The Gentiles are co-heirs. (Ephesians 3:6)
St. Paul wrote these words from the point-of-view of someone who put the population of the world into two categories, namely ______s and ___________s. ‘Gentile’ means non-_____, someone not descended from ____________.
Now, before we get all righteous about the us-vs.-them approach, let’s call to mind the following fact. Human beings always divide the world into two categories of people, namely: people I can talk to in my language, and people I can’t. It doesn’t make someone racist, or evil, or prejudiced, if he or she tends to associate with people who speak the same language, as opposed to people who don’t.
St. Paul nonetheless declares: The Gentiles, who do not speak our language: they are co-heirs.
Co-heirs. Will also inherit. Inherit what?
St. Paul himself answers the question. “The promise.” Dear brother Jews, guess what? The Gentiles inherit the promise right along with us.

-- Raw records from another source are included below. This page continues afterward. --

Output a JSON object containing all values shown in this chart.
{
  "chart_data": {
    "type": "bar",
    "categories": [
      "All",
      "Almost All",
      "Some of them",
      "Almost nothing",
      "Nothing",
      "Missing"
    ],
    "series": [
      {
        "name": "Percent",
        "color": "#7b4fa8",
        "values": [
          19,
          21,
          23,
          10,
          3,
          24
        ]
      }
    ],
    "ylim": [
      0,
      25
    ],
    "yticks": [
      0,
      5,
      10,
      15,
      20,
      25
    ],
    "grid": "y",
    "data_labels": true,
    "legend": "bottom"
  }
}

The promise made to Abraham that we would become a nation more numerous than the sands of the seashore and the stars of the sky. And that all the world will find a blessing in us.

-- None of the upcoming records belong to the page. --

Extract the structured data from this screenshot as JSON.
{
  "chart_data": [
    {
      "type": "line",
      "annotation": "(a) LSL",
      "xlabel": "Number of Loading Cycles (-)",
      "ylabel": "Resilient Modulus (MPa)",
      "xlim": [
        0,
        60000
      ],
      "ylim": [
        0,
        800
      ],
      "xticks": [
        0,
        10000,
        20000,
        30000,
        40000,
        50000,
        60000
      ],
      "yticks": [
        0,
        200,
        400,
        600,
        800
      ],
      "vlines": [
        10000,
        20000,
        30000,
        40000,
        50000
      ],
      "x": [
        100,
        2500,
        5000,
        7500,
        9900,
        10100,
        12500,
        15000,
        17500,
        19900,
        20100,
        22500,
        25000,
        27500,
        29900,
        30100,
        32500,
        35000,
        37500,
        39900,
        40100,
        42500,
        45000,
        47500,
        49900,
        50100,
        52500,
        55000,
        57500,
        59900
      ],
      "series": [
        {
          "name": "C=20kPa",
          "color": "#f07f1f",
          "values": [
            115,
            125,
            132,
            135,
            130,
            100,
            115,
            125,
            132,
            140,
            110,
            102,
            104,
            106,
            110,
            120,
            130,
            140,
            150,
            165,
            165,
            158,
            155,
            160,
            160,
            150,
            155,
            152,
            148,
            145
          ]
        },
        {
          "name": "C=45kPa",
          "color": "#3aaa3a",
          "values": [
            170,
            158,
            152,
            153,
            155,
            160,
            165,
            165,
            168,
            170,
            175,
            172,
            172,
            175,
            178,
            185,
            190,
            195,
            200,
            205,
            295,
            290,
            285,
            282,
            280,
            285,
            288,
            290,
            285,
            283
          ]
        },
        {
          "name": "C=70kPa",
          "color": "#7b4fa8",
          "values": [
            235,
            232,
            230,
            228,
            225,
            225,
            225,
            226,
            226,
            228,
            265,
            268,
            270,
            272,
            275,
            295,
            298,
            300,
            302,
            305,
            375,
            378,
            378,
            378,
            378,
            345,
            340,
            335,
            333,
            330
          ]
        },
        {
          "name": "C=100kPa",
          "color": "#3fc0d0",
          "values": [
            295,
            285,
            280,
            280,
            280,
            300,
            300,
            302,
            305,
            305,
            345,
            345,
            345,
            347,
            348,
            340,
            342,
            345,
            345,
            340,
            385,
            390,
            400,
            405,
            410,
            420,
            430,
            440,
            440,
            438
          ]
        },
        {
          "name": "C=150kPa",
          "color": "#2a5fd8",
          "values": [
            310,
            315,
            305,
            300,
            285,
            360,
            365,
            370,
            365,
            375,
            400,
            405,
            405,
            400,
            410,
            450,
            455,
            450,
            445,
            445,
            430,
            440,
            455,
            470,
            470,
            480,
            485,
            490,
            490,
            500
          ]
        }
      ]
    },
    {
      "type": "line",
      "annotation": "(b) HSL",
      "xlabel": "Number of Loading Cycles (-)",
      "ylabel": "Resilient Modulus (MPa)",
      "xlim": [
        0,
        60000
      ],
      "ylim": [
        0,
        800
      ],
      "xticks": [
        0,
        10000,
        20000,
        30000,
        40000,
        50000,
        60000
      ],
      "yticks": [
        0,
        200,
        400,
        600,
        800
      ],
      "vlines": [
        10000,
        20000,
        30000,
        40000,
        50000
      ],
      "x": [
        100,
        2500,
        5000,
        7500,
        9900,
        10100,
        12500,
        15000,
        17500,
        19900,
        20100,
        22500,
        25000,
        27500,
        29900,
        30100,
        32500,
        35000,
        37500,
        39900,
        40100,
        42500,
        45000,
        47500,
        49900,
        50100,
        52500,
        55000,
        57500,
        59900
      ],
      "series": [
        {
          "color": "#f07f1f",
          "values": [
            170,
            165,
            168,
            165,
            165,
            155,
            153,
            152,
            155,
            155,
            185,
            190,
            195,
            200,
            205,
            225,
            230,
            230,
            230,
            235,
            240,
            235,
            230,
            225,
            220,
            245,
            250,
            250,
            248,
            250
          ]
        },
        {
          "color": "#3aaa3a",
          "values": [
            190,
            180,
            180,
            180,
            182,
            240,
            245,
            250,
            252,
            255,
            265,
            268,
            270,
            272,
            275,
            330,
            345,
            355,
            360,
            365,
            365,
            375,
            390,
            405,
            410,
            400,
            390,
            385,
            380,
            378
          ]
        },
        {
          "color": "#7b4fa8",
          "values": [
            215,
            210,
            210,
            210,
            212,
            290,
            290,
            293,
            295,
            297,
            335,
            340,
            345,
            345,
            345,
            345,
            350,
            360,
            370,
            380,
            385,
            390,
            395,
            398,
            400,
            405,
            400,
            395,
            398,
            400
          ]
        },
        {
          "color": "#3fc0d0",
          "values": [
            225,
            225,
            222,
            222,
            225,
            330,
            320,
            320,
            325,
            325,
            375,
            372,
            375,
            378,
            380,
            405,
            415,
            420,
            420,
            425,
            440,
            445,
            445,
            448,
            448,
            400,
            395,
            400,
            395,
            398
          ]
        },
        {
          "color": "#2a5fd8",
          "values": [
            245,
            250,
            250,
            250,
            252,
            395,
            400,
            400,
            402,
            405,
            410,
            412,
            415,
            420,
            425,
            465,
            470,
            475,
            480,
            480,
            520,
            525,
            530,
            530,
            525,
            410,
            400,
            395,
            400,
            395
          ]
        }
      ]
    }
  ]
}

The magi at the crib represent the Gentiles, as I think we all know. And, of course, that means they represented us at the crib–since very few, if any, of us can claim to descend from Abraham genetically.

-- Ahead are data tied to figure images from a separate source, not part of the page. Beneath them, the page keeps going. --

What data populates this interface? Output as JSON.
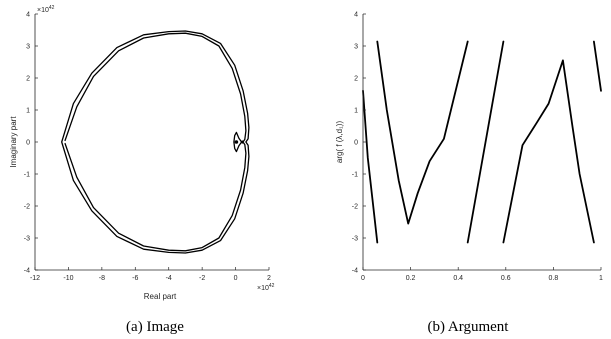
{
  "chart_data": [
    {
      "type": "line",
      "caption": "(a) Image",
      "xlabel": "Real part",
      "ylabel": "Imaginary part",
      "x_multiplier": "×10^42",
      "y_multiplier": "×10^42",
      "xlim": [
        -12,
        2
      ],
      "ylim": [
        -4,
        4
      ],
      "xticks": [
        "-12",
        "-10",
        "-8",
        "-6",
        "-4",
        "-2",
        "0",
        "2"
      ],
      "yticks": [
        "-4",
        "-3",
        "-2",
        "-1",
        "0",
        "1",
        "2",
        "3",
        "4"
      ],
      "grid": false,
      "series": [
        {
          "values": [
            [
              -10.2,
              0.05
            ],
            [
              -9.5,
              1.1
            ],
            [
              -8.5,
              2.05
            ],
            [
              -7,
              2.85
            ],
            [
              -5.5,
              3.25
            ],
            [
              -4,
              3.38
            ],
            [
              -3,
              3.4
            ],
            [
              -2,
              3.3
            ],
            [
              -1,
              3.0
            ],
            [
              -0.2,
              2.3
            ],
            [
              0.3,
              1.5
            ],
            [
              0.55,
              0.8
            ],
            [
              0.62,
              0.35
            ],
            [
              0.55,
              0.08
            ],
            [
              0.4,
              -0.03
            ],
            [
              0.2,
              0.12
            ],
            [
              0.05,
              0.3
            ],
            [
              -0.05,
              0.2
            ],
            [
              -0.1,
              0
            ],
            [
              -0.05,
              -0.2
            ],
            [
              0.05,
              -0.3
            ],
            [
              0.2,
              -0.12
            ],
            [
              0.4,
              0.03
            ],
            [
              0.55,
              -0.08
            ],
            [
              0.62,
              -0.35
            ],
            [
              0.55,
              -0.8
            ],
            [
              0.3,
              -1.5
            ],
            [
              -0.2,
              -2.3
            ],
            [
              -1,
              -3.0
            ],
            [
              -2,
              -3.3
            ],
            [
              -3,
              -3.4
            ],
            [
              -4,
              -3.38
            ],
            [
              -5.5,
              -3.25
            ],
            [
              -7,
              -2.85
            ],
            [
              -8.5,
              -2.05
            ],
            [
              -9.5,
              -1.1
            ],
            [
              -10.2,
              -0.05
            ]
          ]
        },
        {
          "values": [
            [
              -10.4,
              0
            ],
            [
              -9.7,
              1.2
            ],
            [
              -8.6,
              2.15
            ],
            [
              -7.1,
              2.95
            ],
            [
              -5.5,
              3.35
            ],
            [
              -4,
              3.45
            ],
            [
              -3,
              3.47
            ],
            [
              -2,
              3.38
            ],
            [
              -0.9,
              3.08
            ],
            [
              -0.05,
              2.4
            ],
            [
              0.45,
              1.6
            ],
            [
              0.72,
              0.9
            ],
            [
              0.8,
              0.45
            ],
            [
              0.75,
              0.1
            ],
            [
              0.62,
              0
            ],
            [
              0.75,
              -0.1
            ],
            [
              0.8,
              -0.45
            ],
            [
              0.72,
              -0.9
            ],
            [
              0.45,
              -1.6
            ],
            [
              -0.05,
              -2.4
            ],
            [
              -0.9,
              -3.08
            ],
            [
              -2,
              -3.38
            ],
            [
              -3,
              -3.47
            ],
            [
              -4,
              -3.45
            ],
            [
              -5.5,
              -3.35
            ],
            [
              -7.1,
              -2.95
            ],
            [
              -8.6,
              -2.15
            ],
            [
              -9.7,
              -1.2
            ],
            [
              -10.4,
              0
            ]
          ]
        }
      ],
      "markers": [
        [
          0.05,
          0
        ]
      ]
    },
    {
      "type": "line",
      "caption": "(b) Argument",
      "ylabel": "arg( f (λ,d₁))",
      "xlim": [
        0,
        1
      ],
      "ylim": [
        -4,
        4
      ],
      "xticks": [
        "0",
        "0.2",
        "0.4",
        "0.6",
        "0.8",
        "1"
      ],
      "yticks": [
        "-4",
        "-3",
        "-2",
        "-1",
        "0",
        "1",
        "2",
        "3",
        "4"
      ],
      "grid": false,
      "series": [
        {
          "values": [
            [
              0,
              1.6
            ],
            [
              0.02,
              -0.5
            ],
            [
              0.04,
              -1.8
            ],
            [
              0.06,
              -3.14
            ]
          ]
        },
        {
          "values": [
            [
              0.06,
              3.14
            ],
            [
              0.1,
              1.0
            ],
            [
              0.15,
              -1.2
            ],
            [
              0.19,
              -2.55
            ],
            [
              0.23,
              -1.6
            ],
            [
              0.28,
              -0.6
            ],
            [
              0.34,
              0.1
            ],
            [
              0.44,
              3.14
            ]
          ]
        },
        {
          "values": [
            [
              0.44,
              -3.14
            ],
            [
              0.59,
              3.14
            ]
          ]
        },
        {
          "values": [
            [
              0.59,
              -3.14
            ],
            [
              0.67,
              -0.1
            ],
            [
              0.73,
              0.6
            ],
            [
              0.78,
              1.2
            ],
            [
              0.84,
              2.55
            ],
            [
              0.88,
              0.5
            ],
            [
              0.91,
              -1.0
            ],
            [
              0.97,
              -3.14
            ]
          ]
        },
        {
          "values": [
            [
              0.97,
              3.14
            ],
            [
              1.0,
              1.6
            ]
          ]
        }
      ]
    }
  ]
}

In other words: the promises and the blessing have come to rest on us, too–us Gentiles. We get counted among the stars in the night sky that belong to our father Abraham.
Many of us have spent time meditating on this: the language we use to speak to each other has more to it than just a functional, purely practical aspect. Our language saves us from the unimaginably terrifying prospect of not belonging: not belonging to any family, not belonging to any people, not belonging to anybody at all. People have long regarded exile as a fate just as bad as death. To dwell on this earth utterly alone, without a people, without a family: Horrible.
In the time of the Old Covenant, belonging to the family of God had its distinctive marks. The Hebrew language, the Holy Land, and, of course, the definitive sign: all the men were __________________.
Now that the New Covenant has come, what is the definitive sign of belonging to the family of God? ________________.
Not all Catholics have the same language. But we have some fundamental things in common, like…Celebramos la misa. La queremos a la Virgen. Pensamos en que el padre habla demasiado a veces.
God has made us co-heirs of His good things, of His blessings. We do not make the pilgrimage of earthly life alone. We belong to the family of God.
What year is it now? Well, in our family it is 2015, since it has been 2,015 years since…
Ok. In our family, what’s a person supposed to do on Sunday mornings, or late-Saturday afternoons? Go to Mass!
And every morning, first thing; and every night, before bed–what do we do, in this family? Pray! Once a month, we examine our consciences and go to…
Listen, let’s plan on doing a lot of things together as a family this year. Mass every week. Lots of praying. Special feast days, which we can learn all about by carefully studying the AD 2015 Epiphany Proclamation.
Happy 2015! Let’s thank God that He has given Himself to us, so that we can be His people, and that He has given us each other, to be a family.